The display and sale of the Confederate Battle Flag, however, doesn’t bother me when I see it outside the battleground in the City of Gettysburg. Maybe because Gettysburg is a living museum — and, like our President recently said, a museum is the proper place for the Confederate Flag to be displayed.
When I was growing up, we always referred to the so-called Confederate Flag as the Rebel Flag. Back then, the only place on Long Island where you’d see the Rebel flag displayed was in a record store on a Southern Rock album. It didn’t really bother me then. Maybe it should have? But it didn’t.
However, if I honestly reflect on the multiple trips I’ve made from New York to Florida by car before Southwest moved into MacArthur Airport, I can recall how the sight of the Rebel Flag gave me a sense of discomfort — especially in the State of Georgia. It had less to do with what it represented on the battlefield and more to do with what it came to represent in the era of Jim Crow.
This debate has so many different levels of pain and pride mainly because the Civil War was a War of Brothers. Similarly, the fight for Civil Rights in this country became a civil war, in a sense, for equality. Like most conflicts, the enemy returns home. But not here.

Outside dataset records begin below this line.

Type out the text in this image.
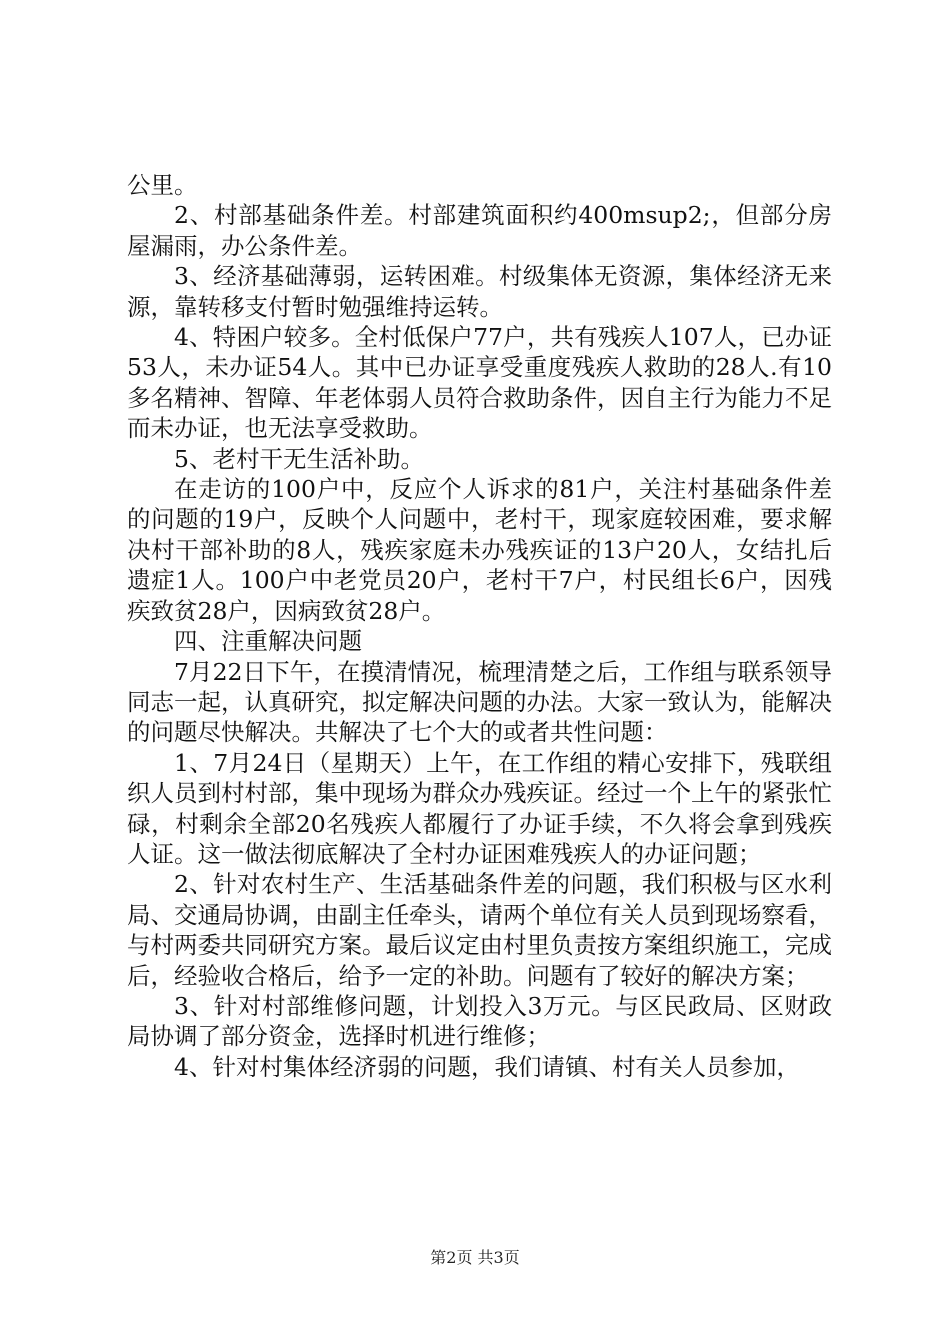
公里。

2、村部基础条件差。村部建筑面积约400msup2;，但部分房屋漏雨，办公条件差。

3、经济基础薄弱，运转困难。村级集体无资源，集体经济无来源，靠转移支付暂时勉强维持运转。

4、特困户较多。全村低保户77户，共有残疾人107人，已办证53人，未办证54人。其中已办证享受重度残疾人救助的28人.有10多名精神、智障、年老体弱人员符合救助条件，因自主行为能力不足而未办证，也无法享受救助。

5、老村干无生活补助。

在走访的100户中，反应个人诉求的81户，关注村基础条件差的问题的19户，反映个人问题中，老村干，现家庭较困难，要求解决村干部补助的8人，残疾家庭未办残疾证的13户20人，女结扎后遗症1人。100户中老党员20户，老村干7户，村民组长6户，因残疾致贫28户，因病致贫28户。

四、注重解决问题

7月22日下午，在摸清情况，梳理清楚之后，工作组与联系领导同志一起，认真研究，拟定解决问题的办法。大家一致认为，能解决的问题尽快解决。共解决了七个大的或者共性问题：

1、7月24日（星期天）上午，在工作组的精心安排下，残联组织人员到村村部，集中现场为群众办残疾证。经过一个上午的紧张忙碌，村剩余全部20名残疾人都履行了办证手续，不久将会拿到残疾人证。这一做法彻底解决了全村办证困难残疾人的办证问题；

2、针对农村生产、生活基础条件差的问题，我们积极与区水利局、交通局协调，由副主任牵头，请两个单位有关人员到现场察看，与村两委共同研究方案。最后议定由村里负责按方案组织施工，完成后，经验收合格后，给予一定的补助。问题有了较好的解决方案；

3、针对村部维修问题，计划投入3万元。与区民政局、区财政局协调了部分资金，选择时机进行维修；

4、针对村集体经济弱的问题，我们请镇、村有关人员参加，

第2页 共3页
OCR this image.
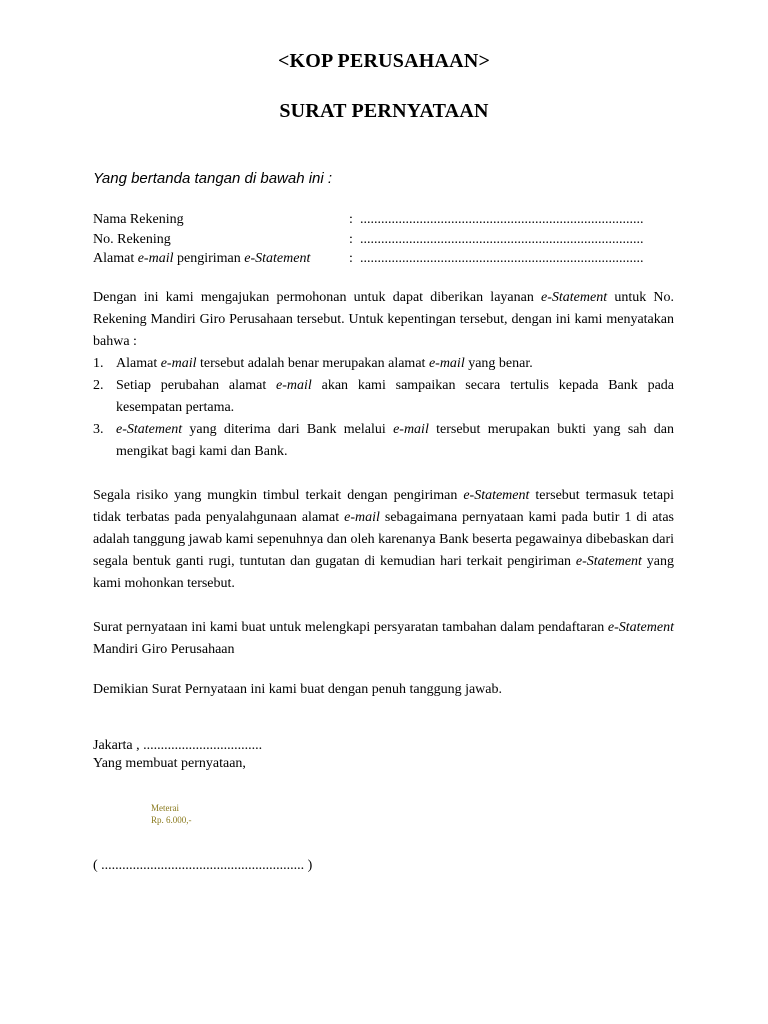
<KOP PERUSAHAAN>
SURAT PERNYATAAN
Yang bertanda tangan di bawah ini :
Nama Rekening	: .................................................................................
No. Rekening	: .................................................................................
Alamat e-mail pengiriman e-Statement	: .................................................................................

Dengan ini kami mengajukan permohonan untuk dapat diberikan layanan e-Statement untuk No. Rekening Mandiri Giro Perusahaan tersebut. Untuk kepentingan tersebut, dengan ini kami menyatakan bahwa :

1. Alamat e-mail tersebut adalah benar merupakan alamat e-mail yang benar.
2. Setiap perubahan alamat e-mail akan kami sampaikan secara tertulis kepada Bank pada kesempatan pertama.
3. e-Statement yang diterima dari Bank melalui e-mail tersebut merupakan bukti yang sah dan mengikat bagi kami dan Bank.

Segala risiko yang mungkin timbul terkait dengan pengiriman e-Statement tersebut termasuk tetapi tidak terbatas pada penyalahgunaan alamat e-mail sebagaimana pernyataan kami pada butir 1 di atas adalah tanggung jawab kami sepenuhnya dan oleh karenanya Bank beserta pegawainya dibebaskan dari segala bentuk ganti rugi, tuntutan dan gugatan di kemudian hari terkait pengiriman e-Statement yang kami mohonkan tersebut.

Surat pernyataan ini kami buat untuk melengkapi persyaratan tambahan dalam pendaftaran e-Statement Mandiri Giro Perusahaan

Demikian Surat Pernyataan ini kami buat dengan penuh tanggung jawab.
Jakarta , ..................................
Yang membuat pernyataan,
Meterai
Rp. 6.000,-
( .......................................................... )
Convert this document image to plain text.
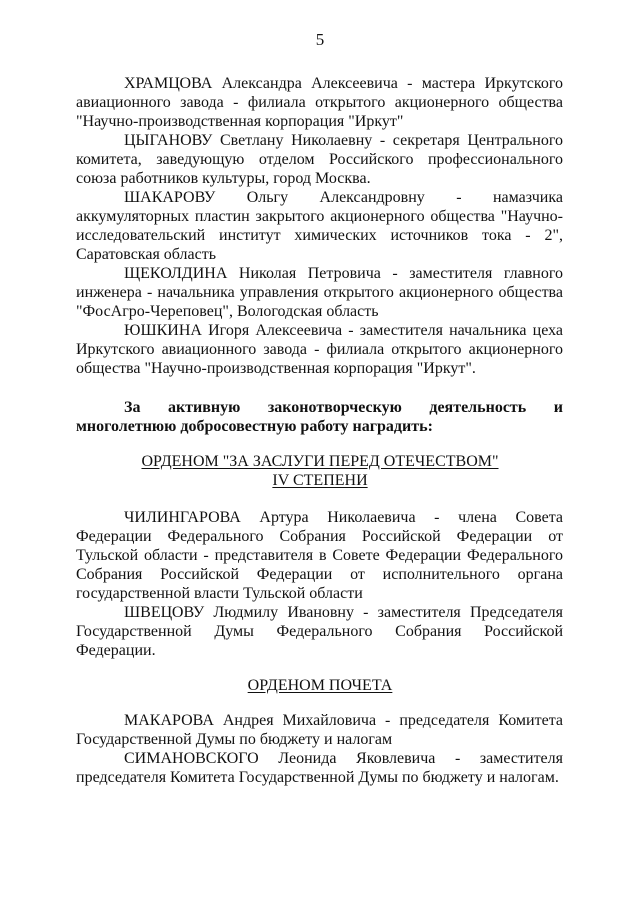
5

ХРАМЦОВА Александра Алексеевича - мастера Иркутского авиационного завода - филиала открытого акционерного общества "Научно-производственная корпорация "Иркут"

ЦЫГАНОВУ Светлану Николаевну - секретаря Центрального комитета, заведующую отделом Российского профессионального союза работников культуры, город Москва.

ШАКАРОВУ Ольгу Александровну - намазчика аккумуляторных пластин закрытого акционерного общества "Научно-исследовательский институт химических источников тока - 2", Саратовская область

ЩЕКОЛДИНА Николая Петровича - заместителя главного инженера - начальника управления открытого акционерного общества "ФосАгро-Череповец", Вологодская область

ЮШКИНА Игоря Алексеевича - заместителя начальника цеха Иркутского авиационного завода - филиала открытого акционерного общества "Научно-производственная корпорация "Иркут".

За активную законотворческую деятельность и многолетнюю добросовестную работу наградить:

ОРДЕНОМ "ЗА ЗАСЛУГИ ПЕРЕД ОТЕЧЕСТВОМ"
IV СТЕПЕНИ

ЧИЛИНГАРОВА Артура Николаевича - члена Совета Федерации Федерального Собрания Российской Федерации от Тульской области - представителя в Совете Федерации Федерального Собрания Российской Федерации от исполнительного органа государственной власти Тульской области

ШВЕЦОВУ Людмилу Ивановну - заместителя Председателя Государственной Думы Федерального Собрания Российской Федерации.

ОРДЕНОМ ПОЧЕТА

МАКАРОВА Андрея Михайловича - председателя Комитета Государственной Думы по бюджету и налогам

СИМАНОВСКОГО Леонида Яковлевича - заместителя председателя Комитета Государственной Думы по бюджету и налогам.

At the end of these two conflicts, Southerners and Northerners in the aftermath the Civil War and Southern Blacks and Whites post the Civil Rights movement had to discover a way to live together in peace.
Though we boast about our Judeo-Christian roots, we, as a nation, sadly haven’t really collectively found a Judeo-Christian resolution to many of our conflicts — past and present. With that, the call to remove the Rebel Flag from public display grows. And as it grows, I begin to wonder about all those Civil War re-enactments that take place across the nation. Will they continue or will they just cause move controversy? Will our country ever be able to get past this?
An article written in 2013 by Brandie Kessler, of the York Daily Record, however, has given me hope. It’s titled “Healing side of history comes to light at Gettysburg.”
It reminded me of an image I’ve seen many times when attending Mass at St. Francis Xavier Church in Gettysburg. It’s a stained-glass window that depicts the Sisters of Charity from Mother Seton’s Community in Emmitsburg, Md., helping wounded soldiers during the battle of Gettysburg.
According to the Gettysburg Experience, as the battle waned, about 250 of the most seriously wounded soldiers from both armies were brought to the St. Francis Xavier church — which is why both flags are depicted in stained-glass. Although Gettysburg civilians came to offer their assistance, several nuns, known as the Sisters of Charity, also nursed the wounded and the dying. According to church records, only one of the 250 cared for was a member of the Catholic faith.
Because of the severity of the wounds of those who had been brought into the Church, SFX remained a hospital until the end of September 1863. (The battle began in 1863 on July 3 and ended on July 5.) This stained-glass Church window was dedicated to these acts of mercy.
In this window, the flag, that has become a symbol of hate for so many, is more than memorial to “these humble children of God [who] were willing to suffer for righteousness’ sake … and in whose eyes the beauty of genuine brotherhood and peace is more precious than diamonds or silver or gold” — it’s a healing sign.